Cultural Exosemantics of Left vs. Right

As you're well aware, left vs. right comes from the physical locations of representatives in the parliament of Revolutionary France.

In Revolutionary France, obviously both are going to be batshit fanatic leftists, but one will be less-left. 

Result: culturally, everyone who wants to use left vs. right looks up to Revolutionary parliamentarians, and are at best going to be raving lunatic leftists. Put another way, everyone who can use the term without coming across as LARPing, or being a poseur, is a far-far extremist radical.


I have been using it as a sort of diplomatic concession. I reinvent or appropriate plenty of terms as it is; there's no need for me to reinvent literally every term of art. Diplomats in foreign embassies are best served by using the foreign terms rather than insisting the locals use their native language.

Or maybe there is such a need. 

To call a spade a spade, one must speak of honour and responsibility. Contracts and paying for your own stuff with your own wealth. Property vs. trespass. Weirdo sinister terms can get fucked.

3 comments:

Alrenous said...

If the locals only speak Satanese, there's no point to trying to communicate in local terms. Communication is still impossible; only deception is possible.

Dave said...

The solution is to see left and right not as positions but as directions. Societies at war evolve rightward; societies at peace evolve leftward. Hard times create hard men; soft times create soft men.

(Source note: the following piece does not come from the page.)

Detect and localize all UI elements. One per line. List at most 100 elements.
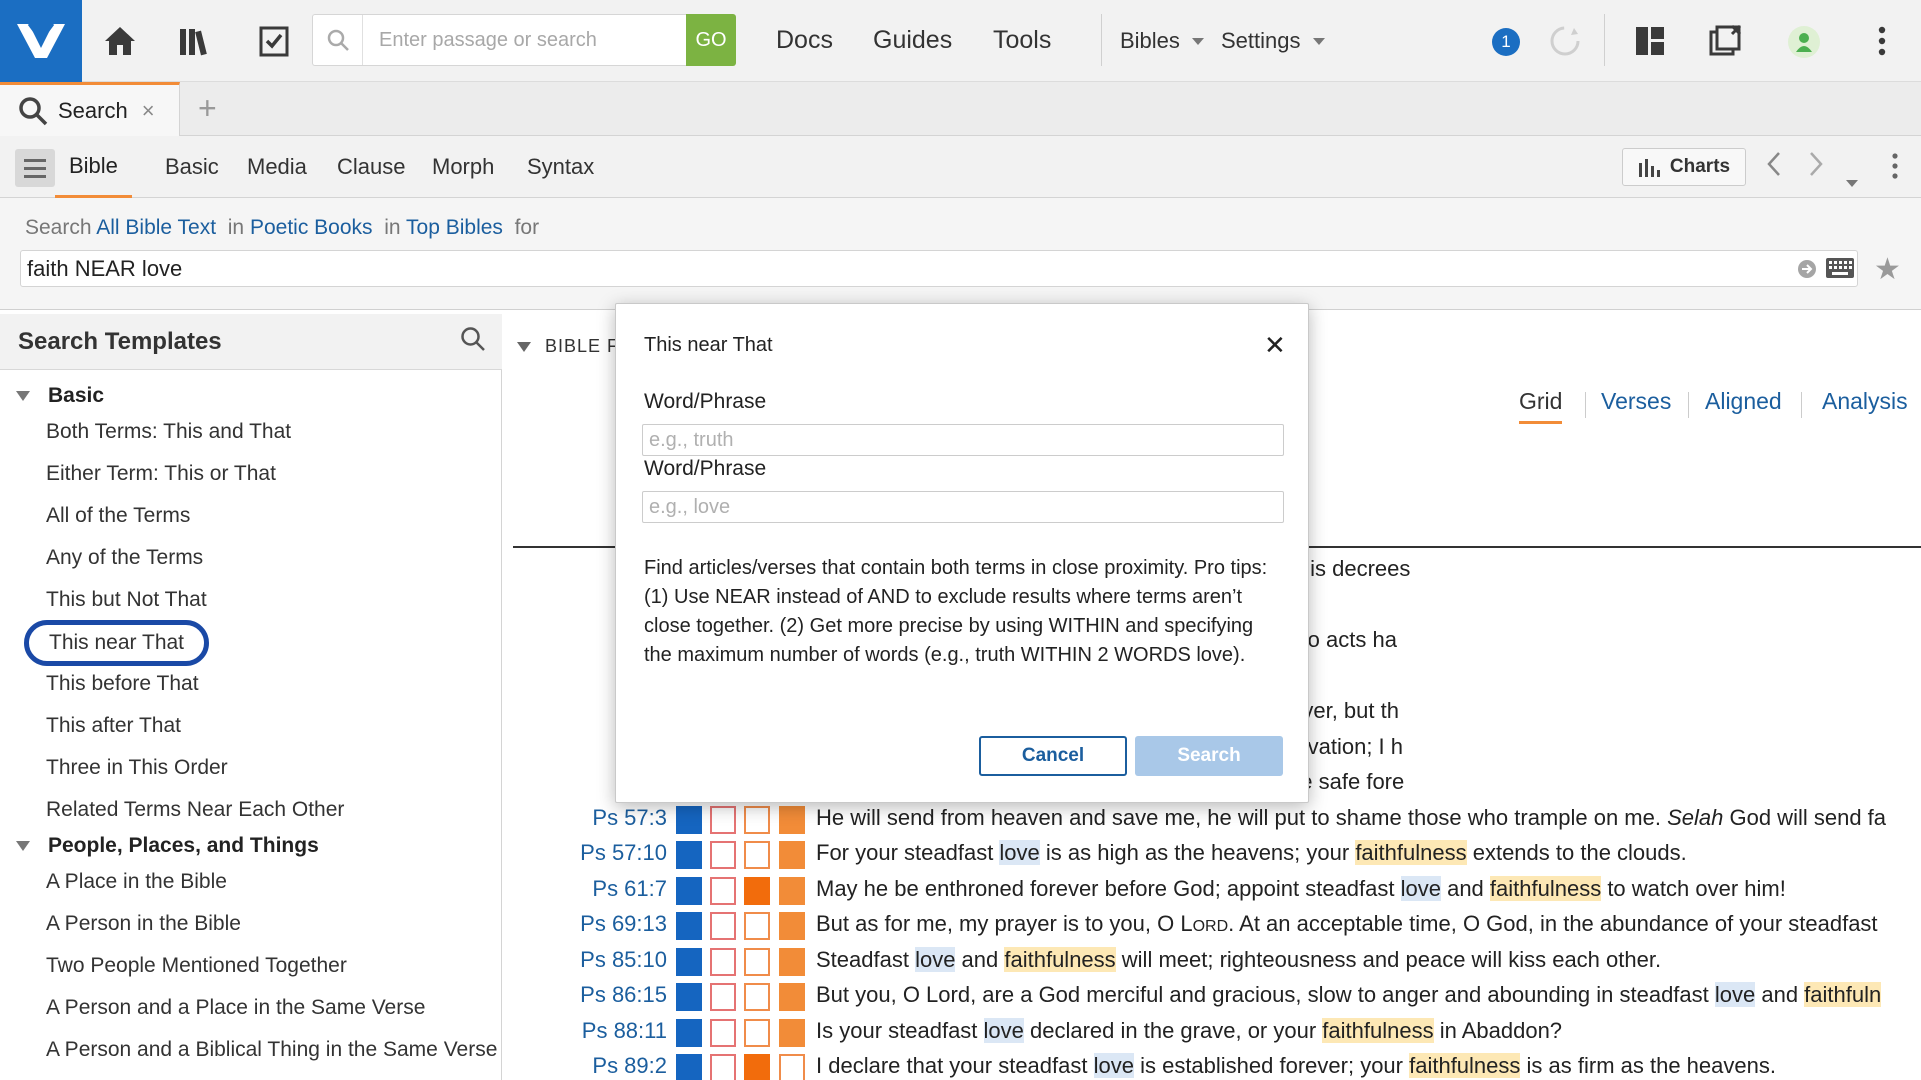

For the last 500 years, wars have been won by the nations that evolved leftward most slowly. Now that the last survivor of that contest is falling apart, things are about to get very right-wing very quickly. It'll be like Mexico, where drug cartels torture and execute government officials with impunity.

The only white people who survive will be those who adopt a patriarchal attitude toward women and a shoot-on-sight attitude toward diversity.

Alrenous said...

I don't really need you repeating the local myths for me. I've already heard them.